BACKGROUND: Plasma biomarkers can detect the presence of Alzheimer's disease (AD) when cognitive symptoms have not yet emerged. However, measuring cognitive function remains essential for large scale population screening, monitoring of disease progression and response to treatment. Despite the availability of several digital platforms, data on sensitivity and specificity of online testing in discriminating between different forms of dementia is currently lacking. METHOD: 391 participants (31 subjective cognitive decline, 28 mild cognitive impairment, 88 Alzheimer's disease dementia, 18 Lewy body disease, 9 Corticobasal syndrome, 17 Frontotemporal dementia and 201 age-matched controls) were recruited from the Oxford Centre for Cognitive Disorders and other memory centres across the UK taking part in the FAST study. They were tested on a fully remote online cognitive assessment tool, the Oxford Cognitive Testing Portal (OCTAL: https://octalportal.com), including a visual short-term memory (Oxford Memory Test, OMT) and Trail Making Task (TMT); see Figure 1 for task schematics and metrics' description. Plasma pTau217 was measured using the Alamar platform. RESULT: OCTAL's metrics captured different stages of the disease as well as discriminated between different forms of dementia (Figure 2).
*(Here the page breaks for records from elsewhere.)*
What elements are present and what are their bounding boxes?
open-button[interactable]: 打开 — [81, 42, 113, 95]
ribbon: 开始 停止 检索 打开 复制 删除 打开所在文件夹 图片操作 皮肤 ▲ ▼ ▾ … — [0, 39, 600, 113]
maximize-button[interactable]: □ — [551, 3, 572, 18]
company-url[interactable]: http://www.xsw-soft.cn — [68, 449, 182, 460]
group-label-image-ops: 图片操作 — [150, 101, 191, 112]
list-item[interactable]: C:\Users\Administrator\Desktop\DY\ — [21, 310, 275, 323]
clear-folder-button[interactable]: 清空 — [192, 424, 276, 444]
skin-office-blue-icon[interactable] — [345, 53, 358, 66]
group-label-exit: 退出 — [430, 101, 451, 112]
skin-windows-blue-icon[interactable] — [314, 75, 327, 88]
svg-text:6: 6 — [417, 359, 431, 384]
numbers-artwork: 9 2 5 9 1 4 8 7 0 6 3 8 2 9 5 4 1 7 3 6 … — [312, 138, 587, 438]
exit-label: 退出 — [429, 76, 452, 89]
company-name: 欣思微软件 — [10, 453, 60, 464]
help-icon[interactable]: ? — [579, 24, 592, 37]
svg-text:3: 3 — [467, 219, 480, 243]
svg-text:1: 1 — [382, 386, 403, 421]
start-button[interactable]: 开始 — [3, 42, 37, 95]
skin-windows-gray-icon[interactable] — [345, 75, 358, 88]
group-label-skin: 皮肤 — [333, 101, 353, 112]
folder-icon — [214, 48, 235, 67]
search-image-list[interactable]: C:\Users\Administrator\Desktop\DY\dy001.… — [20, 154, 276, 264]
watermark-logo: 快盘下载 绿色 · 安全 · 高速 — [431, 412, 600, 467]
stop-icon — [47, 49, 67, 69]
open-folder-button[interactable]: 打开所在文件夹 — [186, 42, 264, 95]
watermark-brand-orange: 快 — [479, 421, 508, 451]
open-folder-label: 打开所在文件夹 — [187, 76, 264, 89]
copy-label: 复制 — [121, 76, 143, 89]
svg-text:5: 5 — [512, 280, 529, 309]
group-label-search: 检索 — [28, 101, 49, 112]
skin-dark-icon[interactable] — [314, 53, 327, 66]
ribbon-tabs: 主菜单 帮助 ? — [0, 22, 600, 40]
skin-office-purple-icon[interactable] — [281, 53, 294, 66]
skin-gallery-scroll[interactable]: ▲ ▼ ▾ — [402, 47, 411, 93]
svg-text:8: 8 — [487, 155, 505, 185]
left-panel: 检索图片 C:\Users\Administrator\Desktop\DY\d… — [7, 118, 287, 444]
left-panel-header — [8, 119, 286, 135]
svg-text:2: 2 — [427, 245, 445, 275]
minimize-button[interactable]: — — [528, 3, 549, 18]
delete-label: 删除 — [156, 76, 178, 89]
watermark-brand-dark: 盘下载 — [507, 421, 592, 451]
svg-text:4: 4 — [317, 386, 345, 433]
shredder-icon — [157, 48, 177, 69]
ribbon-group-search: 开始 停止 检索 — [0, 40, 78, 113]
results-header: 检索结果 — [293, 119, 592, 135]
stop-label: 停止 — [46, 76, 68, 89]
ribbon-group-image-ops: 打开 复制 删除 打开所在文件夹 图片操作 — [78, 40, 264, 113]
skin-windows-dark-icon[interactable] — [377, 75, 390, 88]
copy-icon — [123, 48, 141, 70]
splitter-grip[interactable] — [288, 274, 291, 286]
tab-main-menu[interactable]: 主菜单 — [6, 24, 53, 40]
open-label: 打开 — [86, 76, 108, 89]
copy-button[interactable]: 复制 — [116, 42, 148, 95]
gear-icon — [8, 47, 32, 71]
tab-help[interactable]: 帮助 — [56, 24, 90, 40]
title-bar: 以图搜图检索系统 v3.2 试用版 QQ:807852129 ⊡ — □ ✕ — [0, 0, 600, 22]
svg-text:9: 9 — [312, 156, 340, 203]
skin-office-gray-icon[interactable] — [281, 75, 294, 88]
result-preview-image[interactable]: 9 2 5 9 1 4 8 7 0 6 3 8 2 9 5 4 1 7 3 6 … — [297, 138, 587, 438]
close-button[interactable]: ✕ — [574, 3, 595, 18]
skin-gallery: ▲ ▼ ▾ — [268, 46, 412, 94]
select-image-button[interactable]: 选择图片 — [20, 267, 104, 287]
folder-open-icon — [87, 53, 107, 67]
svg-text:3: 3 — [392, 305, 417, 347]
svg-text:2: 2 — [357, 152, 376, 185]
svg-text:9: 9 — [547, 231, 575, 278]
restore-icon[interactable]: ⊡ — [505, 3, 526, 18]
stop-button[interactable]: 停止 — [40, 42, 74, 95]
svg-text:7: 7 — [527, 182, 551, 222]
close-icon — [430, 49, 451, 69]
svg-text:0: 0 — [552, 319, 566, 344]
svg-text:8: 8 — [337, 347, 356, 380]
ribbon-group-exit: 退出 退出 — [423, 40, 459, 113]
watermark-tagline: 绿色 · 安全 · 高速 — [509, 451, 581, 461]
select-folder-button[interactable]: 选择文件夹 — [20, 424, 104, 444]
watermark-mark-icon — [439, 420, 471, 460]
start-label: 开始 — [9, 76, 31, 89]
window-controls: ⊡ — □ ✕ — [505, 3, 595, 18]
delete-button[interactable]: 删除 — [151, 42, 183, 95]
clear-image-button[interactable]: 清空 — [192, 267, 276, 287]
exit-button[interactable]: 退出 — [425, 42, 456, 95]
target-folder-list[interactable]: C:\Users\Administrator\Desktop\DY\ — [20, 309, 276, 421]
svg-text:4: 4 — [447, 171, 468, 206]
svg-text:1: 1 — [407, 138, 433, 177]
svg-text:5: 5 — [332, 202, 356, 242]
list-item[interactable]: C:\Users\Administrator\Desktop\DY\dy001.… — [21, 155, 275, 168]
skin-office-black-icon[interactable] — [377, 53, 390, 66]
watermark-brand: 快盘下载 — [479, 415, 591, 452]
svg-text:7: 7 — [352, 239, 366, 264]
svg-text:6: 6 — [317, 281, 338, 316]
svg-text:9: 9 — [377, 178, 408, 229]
Identification accuracy on OMT was lower in patients with MCI as well as other primary dementias compared to controls. Absolute Localization Error could also distinguish between MCI and AD dementia patients. Localization time was significantly higher only in patients with AD and not other forms of dementia. Trail making test performance was lower in Lewy body disease patients compared to all other groups. pTau217 had the highest accuracy as single biomarker in discriminating between AD dementia and healthy controls, but adding digital biomarkers significantly improved diagnostic accuracy (Z = -2.0884, p-value = 0.037), (Figure 3). CONCLUSION: These findings highlight the potential of the OCTAL platform for sensitive, and specific stratification of patients' performance in a typical memory clinic population. They also emphasize the utility of combining plasma biomarkers and digital cognitive tests to improve diagnostic accuracy in AD. This fully remote platform provides a scalable approach for screening, clinical stratification and monitoring of patients with AD and other dementias.